On arrival at the hotel we were exhausted! But we’ve only got 7 days so gotta make the most of it. So we got sorted and went swimming! We chose this hotel specifically because it had a giant pirateship water play area, which we thought Olive would love. She wasn’t all that keen on it to be honest. And almost immediately she lost her balance, fell underwater and couldn’t get up. When I pulled her out we sat down and chatted about safety in the water. But we need not have worried because this incident seemed to put her off for the rest of the holiday!

After swimming we got dressed for evening meal, which was really late for the kids at 7pm. We decided All Inclusive would be better for us, but after experiencing it. In the future we’ll either book a villa or go self catering. One of us had to stay at the table with the babies & the other went to get food, then the next parent went. It took so long to get food that the kids were fed up before the last person had finished eating, and I think the manic buzz about the place really made the kids irritable. Luna was fussy all holiday, but always had room for dessert.

After food there was a mini disco each night. I loved this kinda thing when I was a kid. But Olive doesn’t. So we went for a night time trip to the beach instead. We wanted the kids to go to bed late as breakfast didn’t start until 8am the next day and we didn’t want them up at 7am, hungry for an hour.

Within a couple of days we were pretty exhausted. Because you’re in unfamiliar surroundings, you have to be on the ball constantly with 2 little kids. Going without friends and family when they’re so young, is probably something I wouldn’t recommend. Having said this, we have made some completely unforgettable memories.

Luna slept well on holiday!

The sun and constant swimming obviously exhausted her!
Both kids made us realise just how grown up they are. It’s all happening so fast, Olive is a child now, and Luna is 1!! How has this happened? How has it been a year since these wonderful girls met each other for the first time and just fell in love?

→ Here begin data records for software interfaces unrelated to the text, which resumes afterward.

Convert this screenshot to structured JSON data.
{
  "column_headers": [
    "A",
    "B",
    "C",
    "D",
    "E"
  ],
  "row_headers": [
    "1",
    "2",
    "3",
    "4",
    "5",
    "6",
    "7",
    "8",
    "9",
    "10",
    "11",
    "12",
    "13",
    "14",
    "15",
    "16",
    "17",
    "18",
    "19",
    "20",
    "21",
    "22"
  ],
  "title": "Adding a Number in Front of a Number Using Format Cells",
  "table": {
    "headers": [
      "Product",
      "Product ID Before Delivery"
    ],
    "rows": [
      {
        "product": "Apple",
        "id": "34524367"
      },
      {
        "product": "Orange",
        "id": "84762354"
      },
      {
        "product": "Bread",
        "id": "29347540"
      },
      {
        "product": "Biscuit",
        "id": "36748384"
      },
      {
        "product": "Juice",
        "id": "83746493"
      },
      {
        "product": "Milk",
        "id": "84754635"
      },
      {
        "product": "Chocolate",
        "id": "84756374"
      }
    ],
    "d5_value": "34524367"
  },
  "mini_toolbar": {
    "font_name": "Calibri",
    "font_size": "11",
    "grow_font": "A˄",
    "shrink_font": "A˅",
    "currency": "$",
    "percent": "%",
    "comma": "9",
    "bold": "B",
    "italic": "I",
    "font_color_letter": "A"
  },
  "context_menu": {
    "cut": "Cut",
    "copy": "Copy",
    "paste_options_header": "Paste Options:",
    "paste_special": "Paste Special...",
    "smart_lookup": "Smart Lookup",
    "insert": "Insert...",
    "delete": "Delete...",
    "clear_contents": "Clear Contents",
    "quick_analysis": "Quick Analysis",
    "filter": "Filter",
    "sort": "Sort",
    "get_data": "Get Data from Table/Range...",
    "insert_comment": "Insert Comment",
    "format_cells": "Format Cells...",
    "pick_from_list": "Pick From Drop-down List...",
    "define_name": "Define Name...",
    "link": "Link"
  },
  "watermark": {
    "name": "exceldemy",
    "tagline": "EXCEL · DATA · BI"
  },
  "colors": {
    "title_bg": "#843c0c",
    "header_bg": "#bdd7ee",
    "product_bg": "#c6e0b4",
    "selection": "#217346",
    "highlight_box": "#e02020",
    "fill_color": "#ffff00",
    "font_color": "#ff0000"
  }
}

Olive was more into running around, whereas Luna loved the dancing! We really did have an amazing time and the girls learnt loads of new skills. It’s making us look forward to all the home education we’re going to do together! The adventures we can have feel endless.

We went on a walk to a castle!
Olive thought it was fantastic.
And now castles are her favourite!

Having said all of these wonderful things, I still reiterate that we will not be doing it alone again!! We never had a nice meal, not even one. And our kids are great eaters and we eat at the table together every meal at home. It was too hot  (Yeah, I said it). Luna was constantly hot and bothered, and it meant we couldn’t really go anywhere for a good portion of the day. It was exhausting looking after 2 little kids with zero rest. Even at home, one adult can watch both kids while the other one gets half an hour rest, but this wasn’t really possible with a balcony, tiled floors, just danger round every corner really!

Proven when Luna cut her head on the sliding wardrobe.
An accurate representation of at least 50% of our holiday.
And if any stranger spoke to Olive, we had a bout of the grumps for the next hour!